Преподобный Гавриил (Ургебадзе)
Два слова в качестве предисловия
Жизнь меняется на глазах. Каких-то лет пять назад хороший знакомый при встрече на улице подаст руку, пожелает здоровья, скажет добрые слова. Ты с радостью ответишь тем же. Сегодня тот же знакомый из уважения к тебе освободит ухо от наушника, дабы услышать твоё «здравствуй». Если степень уважения сравнима с той, которая раньше подвигала его снимать в поклоне шляпу или другой головной убор, сегодня он вытащит из ушей оба наушника. Дескать, для вас готов на всё.
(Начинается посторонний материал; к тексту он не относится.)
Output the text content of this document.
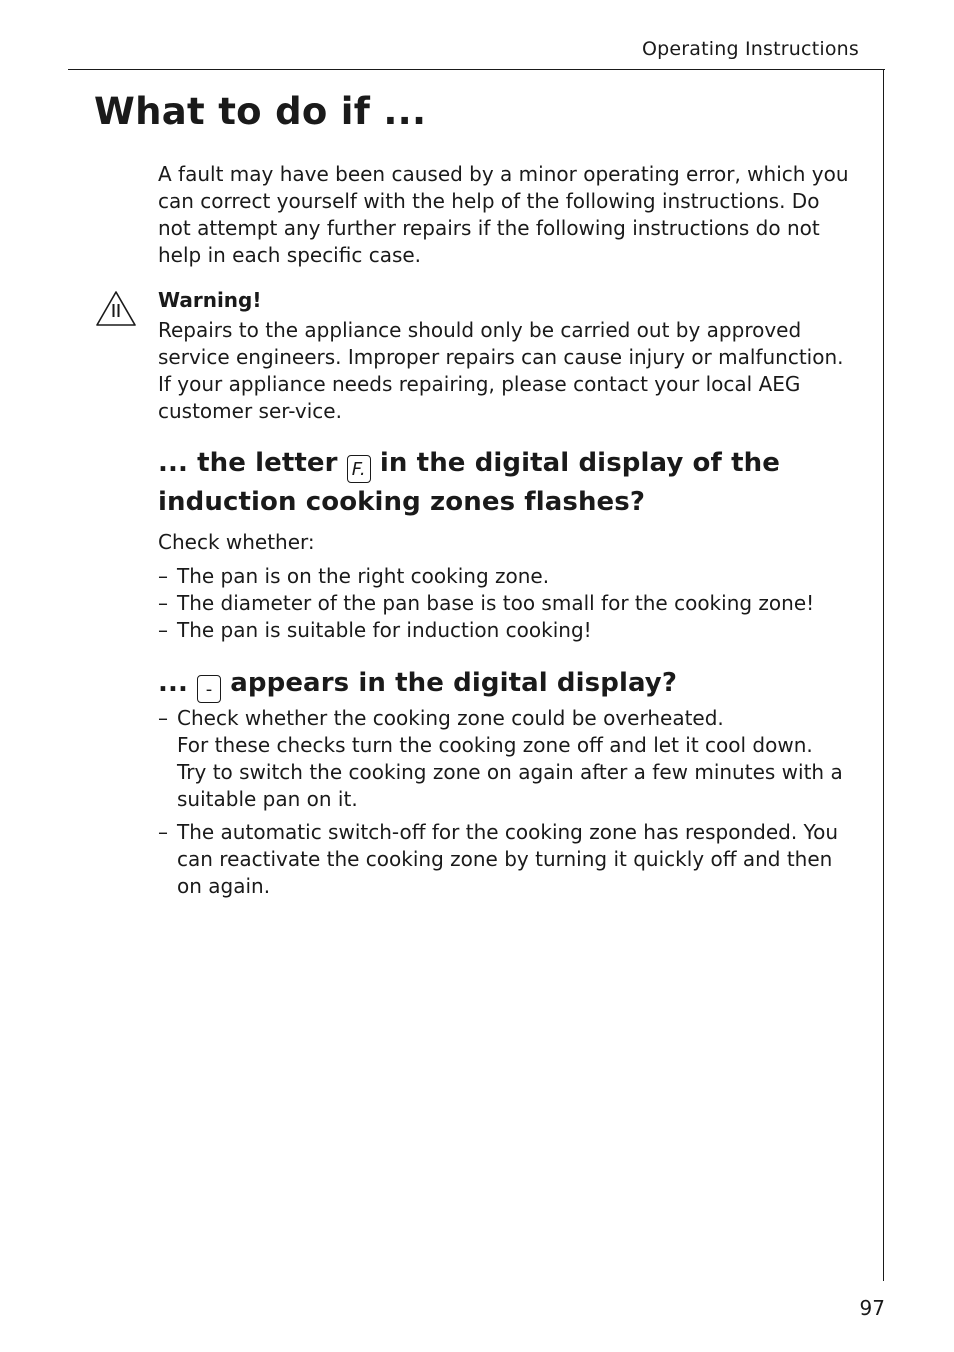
Operating Instructions
What to do if ...

A fault may have been caused by a minor operating error, which you can correct yourself with the help of the following instructions. Do not attempt any further repairs if the following instructions do not help in each specific case.

Warning!

Repairs to the appliance should only be carried out by approved service engineers. Improper repairs can cause injury or malfunction. If your appliance needs repairing, please contact your local AEG customer ser-vice.

... the letter F. in the digital display of the induction cooking zones flashes?

Check whether:

– The pan is on the right cooking zone.
– The diameter of the pan base is too small for the cooking zone!
– The pan is suitable for induction cooking!
... - appears in the digital display?
– Check whether the cooking zone could be overheated.
For these checks turn the cooking zone off and let it cool down.
Try to switch the cooking zone on again after a few minutes with a suitable pan on it.
– The automatic switch-off for the cooking zone has responded. You can reactivate the cooking zone by turning it quickly off and then on again.
97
Стремительно меняется жизнь, изменяются люди, обновляют лики города, меняются дома.
Может ли дом быть героем повествования? А почему бы нет. Само собой, с обитателями – душой жилища. Давно замечено, дому стоять бы да стоять, да покинули его жильцы, и куда девалась былая крепость стен: стремительно начинает дом ветшать и стариться – душа ушла.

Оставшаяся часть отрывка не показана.